Remember to Remember event commemorates 9/11 victims

  • The Women's Memorial Bell Tower at the Cathedral of the Pines in Rindge is believed to have been the first monument in the United States dedicated to the sacrifice and service of women. (Nicholas Handy / Monadnock Ledger-Transcript) Staff photo by Nicholas Handy

Monadnock Ledger-Transcript
Published: 9/9/2021 2:37:34 PM

This Saturday, to mark the anniversary of the Sept. 11 attacks, the names of the victims will be read in what has become the annual “Remember to Remember” event at the Cathedral of the Pines in Rindge.

James Pelletier, of Winchendon, Massachusetts, was the original organizer of the project. He had close ties to the World Trade Center, and knew the neighborhood well. When the attack was launched, he was in college, studying for a degree in psychology, with specialty training in trauma.

Knowing he could help in the aftermath, he joined with other volunteers to organize projects in downtown lower Manhattan, known as the “Return to Normalcy” effort.

Pelletier said one of the ways he wanted to help, was by memorializing the victims.

In 2002, he set out on a project to record the names of those killed at Ground Zero, including the passengers on the flights that crashed into the World Trade Center towers. Pelletier, who has a learning disability that makes reading difficult, reached out to an organization he was a member of that provides recordings for blind and dyslexic people, and asked to use their studios to make the recordings.

“They said, ‘Yes, let’s do it,’” Pelletier said.

Television personalities Jerry Orbach and Betsy Palmer were signed on to read the names of the Victims of the flights and Orbach read the names of police officers who were killed. Admiral Mike Mullen, Chair of the Joint Chiefs of Staff at the Pentagon, Alan Hicks of the Port Authority of New York and New Jersey, and other volunteers at the New York Unit of the Recording for the Blind & Dyslexic read the remaining names.

On the first anniversary of 9/11, the recordings of the names of the World Trade Center victims were read at Battery Park in New York City. Later, Pelletier said, he would expand the project, recording the names of the victims of the Pentagon attack as well as the victims of Flight 93, the plane that was downed in Shanksville, Pennsylvania after passengers rushed the cockpit to prevent the plane from reaching its intended destination of the U.S. Capitol Building.

Pelletier has held the reading at the Cathedral of the Pines in Rindge since 2008.

The Cathedral of the Pines itself is a memorial to Sandy Sloane, a pilot who was killed in World War II, before he was able to build his home on the ridge at the Cathedral.

“It is the incarnation of a place of sorrow and suffering that is transformed to a place of peace and beauty. Because it’s a place of transformation from pain to beauty, it became the perfect place for this event,” Pelletier said.

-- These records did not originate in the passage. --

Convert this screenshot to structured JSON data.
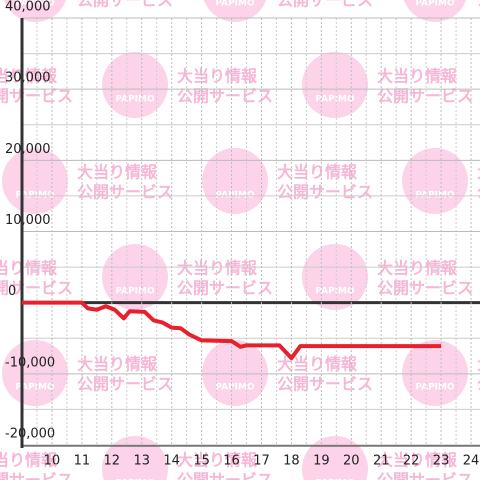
{
  "chart_data": {
    "type": "line",
    "x": [
      9,
      11,
      11.2,
      11.5,
      11.8,
      12.1,
      12.4,
      12.6,
      13.1,
      13.4,
      13.7,
      14,
      14.3,
      14.6,
      15,
      16,
      16.3,
      16.5,
      17.6,
      18,
      18.3,
      23
    ],
    "series": [
      {
        "color": "#e8202e",
        "values": [
          0,
          0,
          -800,
          -1000,
          -500,
          -1000,
          -2200,
          -1200,
          -1300,
          -2500,
          -2800,
          -3500,
          -3600,
          -4500,
          -5300,
          -5400,
          -6200,
          -6000,
          -6000,
          -7800,
          -6100,
          -6100
        ]
      }
    ],
    "xlim": [
      9,
      24.3
    ],
    "xticks": [
      10,
      11,
      12,
      13,
      14,
      15,
      16,
      17,
      18,
      19,
      20,
      21,
      22,
      23,
      24
    ],
    "ylim": [
      -20000,
      40000
    ],
    "yticks": [
      {
        "value": -20000,
        "label": "-20,000"
      },
      {
        "value": -10000,
        "label": "-10,000"
      },
      0,
      {
        "value": 10000,
        "label": "10,000"
      },
      {
        "value": 20000,
        "label": "20,000"
      },
      {
        "value": 30000,
        "label": "30,000"
      },
      {
        "value": 40000,
        "label": "40,000"
      }
    ],
    "grid": true,
    "watermark": {
      "brand": "PAPIMO",
      "line1": "大当り情報",
      "line2": "公開サービス"
    }
  }
}
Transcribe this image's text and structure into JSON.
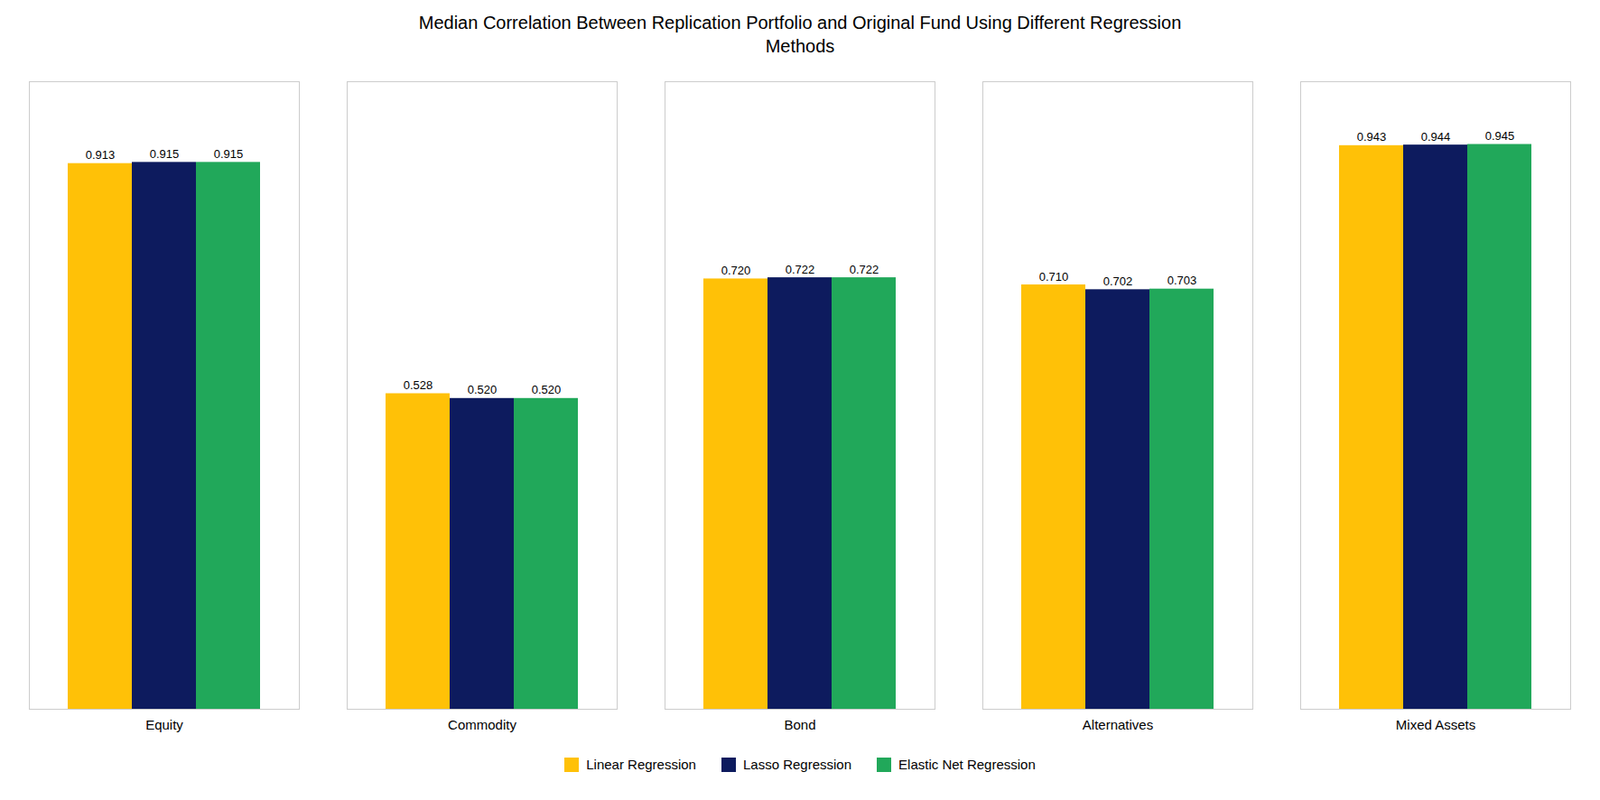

Pelletier said listening to the names and ruminating on the events of Sept. 11 have brought forth different emotions in him each year. Last year, he said, he spent a lot of time thinking about the ripple effects of the 2,977 lives lost that day. This year, what’s on his mind is the 1,300 victims whose remains were never recovered.

The event begins at the Cathedral of the Pines on Sept. 11 at 8:45 a.m., with a ringing of the bell tower for one minute. The reading of names begins at 8:46 a.m., the moment the first plane hit the first tower. The event ends at approximately 11:30 a.m. Residents are encouraged to come, and stay either for the entire event or a portion. A simulcast of the recording will play both outdoors at the Altar of Nations and inside the field house.